When we think about air quality we tend to think about outdoor air pollution but we rarely think about indoor air quality. Poor air quality outdoors and indoors can cause many health problems such as irritation of throat, eyes and nose, headaches, allergies and asthma. As we spend most of our time indoors, air quality in our homes and offices should be controlled and improved to protect our health.
Sources of indoor pollution include smoke from cigarettes and other tobacco products, biological pollutants such as pollen, viruses and bacteria carried by humans and pets, mould, and building materials and furniture containing asbestos, formaldehyde, volatile organic compounds (VOCs) and lead. You can read more about furniture containing formaldehyde in this post and learn about VOCs and how to avoid them by using eco-friendly paints in this other post.

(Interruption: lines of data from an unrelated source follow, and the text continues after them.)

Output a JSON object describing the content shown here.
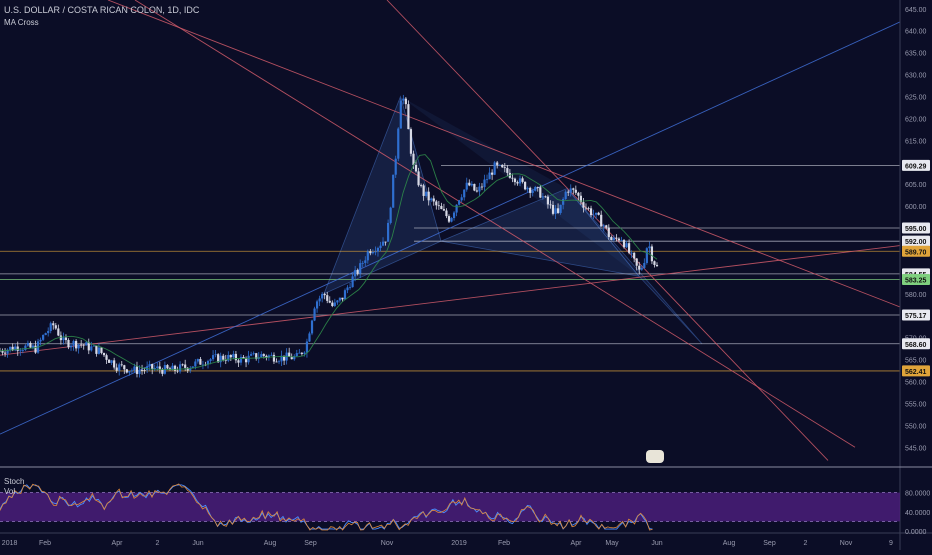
{
  "header": {
    "title": "U.S. DOLLAR / COSTA RICAN COLON, 1D, IDC",
    "study": "MA Cross"
  },
  "indicators": {
    "stoch": "Stoch",
    "vol": "Vol"
  },
  "colors": {
    "background": "#0b0d26",
    "candle_up": "#2f6fd0",
    "candle_down": "#d7d9e6",
    "hline_white": "#c7c9d6",
    "hline_orange": "#e0a43a",
    "trend_red": "#d05a6a",
    "trend_blue": "#3f6fd6",
    "pattern_fill": "#3a5fa8",
    "stoch_band": "#4a1f7a"
  },
  "chart_data": {
    "type": "candlestick",
    "y_range": [
      540.5,
      647.0
    ],
    "x_axis_labels": [
      "2018",
      "Feb",
      "Apr",
      "2",
      "Jun",
      "Aug",
      "Sep",
      "Nov",
      "2019",
      "Feb",
      "Apr",
      "May",
      "Jun",
      "Aug",
      "Sep",
      "2",
      "Nov",
      "9"
    ],
    "y_axis_ticks": [
      "645.00",
      "640.00",
      "635.00",
      "630.00",
      "625.00",
      "620.00",
      "615.00",
      "610.00",
      "605.00",
      "600.00",
      "595.00",
      "590.00",
      "585.00",
      "580.00",
      "575.00",
      "570.00",
      "565.00",
      "560.00",
      "555.00",
      "550.00",
      "545.00"
    ],
    "price_labels": [
      {
        "value": 609.29,
        "text": "609.29",
        "style": "white"
      },
      {
        "value": 595.0,
        "text": "595.00",
        "style": "white"
      },
      {
        "value": 592.0,
        "text": "592.00",
        "style": "white"
      },
      {
        "value": 589.7,
        "text": "589.70",
        "style": "orange"
      },
      {
        "value": 584.55,
        "text": "584.55",
        "style": "white"
      },
      {
        "value": 583.25,
        "text": "583.25",
        "style": "green"
      },
      {
        "value": 575.17,
        "text": "575.17",
        "style": "white"
      },
      {
        "value": 568.6,
        "text": "568.60",
        "style": "white"
      },
      {
        "value": 562.41,
        "text": "562.41",
        "style": "orange"
      }
    ],
    "price_path": [
      [
        0,
        567
      ],
      [
        0.02,
        568
      ],
      [
        0.04,
        567.5
      ],
      [
        0.05,
        571
      ],
      [
        0.06,
        573
      ],
      [
        0.07,
        569
      ],
      [
        0.09,
        568.5
      ],
      [
        0.11,
        567
      ],
      [
        0.13,
        563.5
      ],
      [
        0.15,
        562.5
      ],
      [
        0.17,
        563
      ],
      [
        0.19,
        562.5
      ],
      [
        0.21,
        563.5
      ],
      [
        0.23,
        565
      ],
      [
        0.25,
        565.5
      ],
      [
        0.27,
        565
      ],
      [
        0.29,
        566
      ],
      [
        0.31,
        565.5
      ],
      [
        0.33,
        565.5
      ],
      [
        0.34,
        568
      ],
      [
        0.35,
        578
      ],
      [
        0.36,
        580
      ],
      [
        0.37,
        577
      ],
      [
        0.38,
        579
      ],
      [
        0.39,
        583
      ],
      [
        0.4,
        586
      ],
      [
        0.41,
        590
      ],
      [
        0.42,
        591
      ],
      [
        0.43,
        593
      ],
      [
        0.44,
        612
      ],
      [
        0.445,
        625
      ],
      [
        0.45,
        624
      ],
      [
        0.455,
        615
      ],
      [
        0.46,
        608
      ],
      [
        0.47,
        603
      ],
      [
        0.48,
        601
      ],
      [
        0.49,
        599
      ],
      [
        0.5,
        597
      ],
      [
        0.51,
        602
      ],
      [
        0.52,
        605
      ],
      [
        0.53,
        603
      ],
      [
        0.54,
        606
      ],
      [
        0.55,
        609
      ],
      [
        0.56,
        608
      ],
      [
        0.57,
        607
      ],
      [
        0.58,
        605
      ],
      [
        0.59,
        604
      ],
      [
        0.6,
        603
      ],
      [
        0.61,
        600
      ],
      [
        0.62,
        598
      ],
      [
        0.63,
        604
      ],
      [
        0.64,
        603
      ],
      [
        0.65,
        600
      ],
      [
        0.66,
        598
      ],
      [
        0.67,
        596
      ],
      [
        0.68,
        592
      ],
      [
        0.69,
        593
      ],
      [
        0.7,
        589
      ],
      [
        0.71,
        585
      ],
      [
        0.715,
        587
      ],
      [
        0.72,
        592
      ],
      [
        0.725,
        588
      ],
      [
        0.73,
        586
      ]
    ],
    "stoch_band": [
      20,
      80
    ],
    "stoch_labels": [
      "80.0000",
      "40.0000",
      "0.0000"
    ]
  }
}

Another aspect that increases indoor pollution is inappropriate ventilation. We usually enclose ourselves in buildings as a protection from outdoor weather and air pollution. You might be surprised to know that this is actually very harmful to your health. As we have many sources of indoor pollution that can’t be completely eliminated (especially biological pollutants), it is important to have proper ventilation that can renovate the air inside and prevent accumulation of polluting substances to harmful levels. Natural ventilation can be easily improved by combining windows and other openings within your home to facilitate air flow, as we explain in this post. Now let’s learn some ways to reduce indoor pollution below:
1. Mould and ventilation
Ventilation is also good to prevent mould, another indoor pollutant. It does so by removing humidity, which is the main factor that causes mould. Besides improving ventilation, you should also wipe any damp or wet indoor surface as soon as possible. Don’t use carpets where moisture can’t be avoided, such as close to sinks. Remove any mould you find in hard surfaces with water and detergent and dry them; get rid of materials with mould if it can’t be removed. You can take this interactive mould house tour to learn more about how to avoid mould and know what the common places it grows on are.
3. Cleaning the floor
Cleaning your house frequently is another way to improve indoor air quality. Use vacuum cleaners with HEPA filters (High-Efficiency Particulate Air) and clean the filters regularly as instructed in the user manual. You should vacuum your home two or more times a week, depending on how many occupants and pets you have at home as a higher flow of occupants tends to increase the level of pollutants. You can use a wet microfiber mop to remove dust left behind by vacuum cleaners on hard floor surfaces. You don’t need any liquid except for water as some cleaning products release pollutants like VOCs and might worsen air quality indoors. You can use wet mops on carpets and rugs, but they have to be completely dried immediately after mopped to avoid mould, so we don’t recommend doing this.
3. Avoid bringing dirt inside
The best way to avoid bringing dirt from outdoors inside is taking off your shoes by the entrance of your home. Have some comfortable slippers or flip flops by the entrance for your family and guests to use only indoors. If you don’t want to ask your visitors to take off their shoes, you can have large floor mats on both sides of your entrance door so they can wipe their shoes and reduce the pollutants brought inside your home.
4. Don’t smoke inside
Pollutants from tobacco products are absorbed by carpets, sofas, and curtains and stay in the air much longer after a cigarette is finished, even for days. This is called third-hand smoke and is the reason why you should not smoke indoors, even if no one else is inside. Third-hand smoke can cause many respiratory problems and negatively affect children development. The best solution for your health would be to stop smoking, but if you are not able to quit now you should at least stop smoking indoors immediately, especially if you have kids at home.
5. Natural cleaning products
Cleaning products such as air fresheners, sprays and laundry detergents can be a source of VOC emission. It is hard to determine which products are totally safe or not by reading the labels as manufacturers are not forced to inform this, but you will be always safer with natural products. Avoid products with artificial fragrances, aerosol sprays and furniture polish. Use warm water with baking soda to clean surfaces and sliced lemons or cinnamon sticks, for example, to give your home a natural pleasant scent.
As you see from our tips, you can easily improve air quality in your home by making use of natural ventilation, cleaning your home often, reducing the dirt you bring inside, not smoking indoors, and favouring natural cleaning products. These actions can significantly contribute to your family’s health and well-being as air quality has an important impact on our physical and mental health. Start following our 5 tips above and Green It Yourself… Now!